Une semaine, c'est le temps qui est passé depuis qu'Amber est officiellement tombée enceinte, de notre enfant, et que nous vivons tous les trois, Ange, elle, et moi, dans un appartement en location sur Berkeley, aux États-Unis.

Autant l'avouer tout de suite... C'est compliqué. Je voudrais faire connaissance avec elle, pour que nous devenions amis le temps de sa grossesse, mais... Je ne parle pas anglais. Et elle ne parle pas français. Alors nous nous échangeons des sourires cordiaux gênants de temps en temps, ou un simple « hi ! ».

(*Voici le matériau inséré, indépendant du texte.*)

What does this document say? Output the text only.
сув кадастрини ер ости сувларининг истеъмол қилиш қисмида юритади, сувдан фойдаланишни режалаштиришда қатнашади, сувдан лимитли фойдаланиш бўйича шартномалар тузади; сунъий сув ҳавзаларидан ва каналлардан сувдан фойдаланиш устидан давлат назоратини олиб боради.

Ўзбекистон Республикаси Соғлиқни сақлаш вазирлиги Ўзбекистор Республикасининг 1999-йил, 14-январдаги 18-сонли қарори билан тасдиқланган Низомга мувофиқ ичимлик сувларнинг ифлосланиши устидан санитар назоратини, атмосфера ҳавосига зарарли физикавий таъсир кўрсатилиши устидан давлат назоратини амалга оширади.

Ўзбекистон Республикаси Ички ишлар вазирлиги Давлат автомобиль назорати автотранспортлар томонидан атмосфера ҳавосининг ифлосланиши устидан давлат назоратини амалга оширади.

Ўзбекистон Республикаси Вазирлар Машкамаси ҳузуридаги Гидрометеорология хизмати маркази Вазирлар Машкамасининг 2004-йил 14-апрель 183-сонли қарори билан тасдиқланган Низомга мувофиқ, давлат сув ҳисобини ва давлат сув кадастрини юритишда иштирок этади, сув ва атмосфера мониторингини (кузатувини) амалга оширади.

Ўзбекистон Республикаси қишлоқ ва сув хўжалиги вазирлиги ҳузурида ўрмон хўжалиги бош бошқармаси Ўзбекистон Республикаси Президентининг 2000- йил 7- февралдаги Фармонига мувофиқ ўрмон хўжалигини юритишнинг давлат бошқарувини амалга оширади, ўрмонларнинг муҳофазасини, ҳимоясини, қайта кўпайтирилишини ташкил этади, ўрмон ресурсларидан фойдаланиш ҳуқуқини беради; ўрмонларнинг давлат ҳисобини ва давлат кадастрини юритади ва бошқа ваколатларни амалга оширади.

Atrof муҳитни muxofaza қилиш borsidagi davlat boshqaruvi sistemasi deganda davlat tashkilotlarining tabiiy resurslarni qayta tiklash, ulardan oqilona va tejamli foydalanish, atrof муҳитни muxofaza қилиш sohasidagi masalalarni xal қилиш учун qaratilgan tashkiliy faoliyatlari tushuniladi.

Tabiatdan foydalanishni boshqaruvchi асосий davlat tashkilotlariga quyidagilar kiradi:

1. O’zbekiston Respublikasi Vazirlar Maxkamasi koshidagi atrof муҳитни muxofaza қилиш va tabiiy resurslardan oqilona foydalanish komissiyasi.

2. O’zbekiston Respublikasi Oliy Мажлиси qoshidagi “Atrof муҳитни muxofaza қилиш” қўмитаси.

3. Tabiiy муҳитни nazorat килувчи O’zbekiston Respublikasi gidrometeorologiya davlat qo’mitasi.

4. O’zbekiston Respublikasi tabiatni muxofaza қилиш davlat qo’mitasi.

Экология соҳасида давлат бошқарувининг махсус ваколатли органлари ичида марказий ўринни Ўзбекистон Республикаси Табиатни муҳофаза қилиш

Vivre avec quelqu'un qui ne parle pas notre langue, c'est difficile. Sans la parole, sans véritable moyen de communication, il est dur de créer un véritable lien. Nous sommes juste des inconnus liés par un contrat. Rien de plus.

« Tu savais qu'Anh-Daò était déjà allée à Tahiti ?, questionne Ange, sans lâcher son bol de riz.

- Ta coloc ?

- Moui., continue-t-il en mangeant. Elle a dit qu'elle y était allée en vacances, et qu'elle avait adoré.

Ange est assis en tailleur à côté de moi, sur un sofa en mousse vert, des baguettes à la main alors qu'il avale rapidement un semblant de repas, — du riz —, entre deux séances de révision. Ange pense révisions, il vit révisions, et il rêve révisions. Ça m'épuise de le voir si acharné, mais il a toujours été comme ça.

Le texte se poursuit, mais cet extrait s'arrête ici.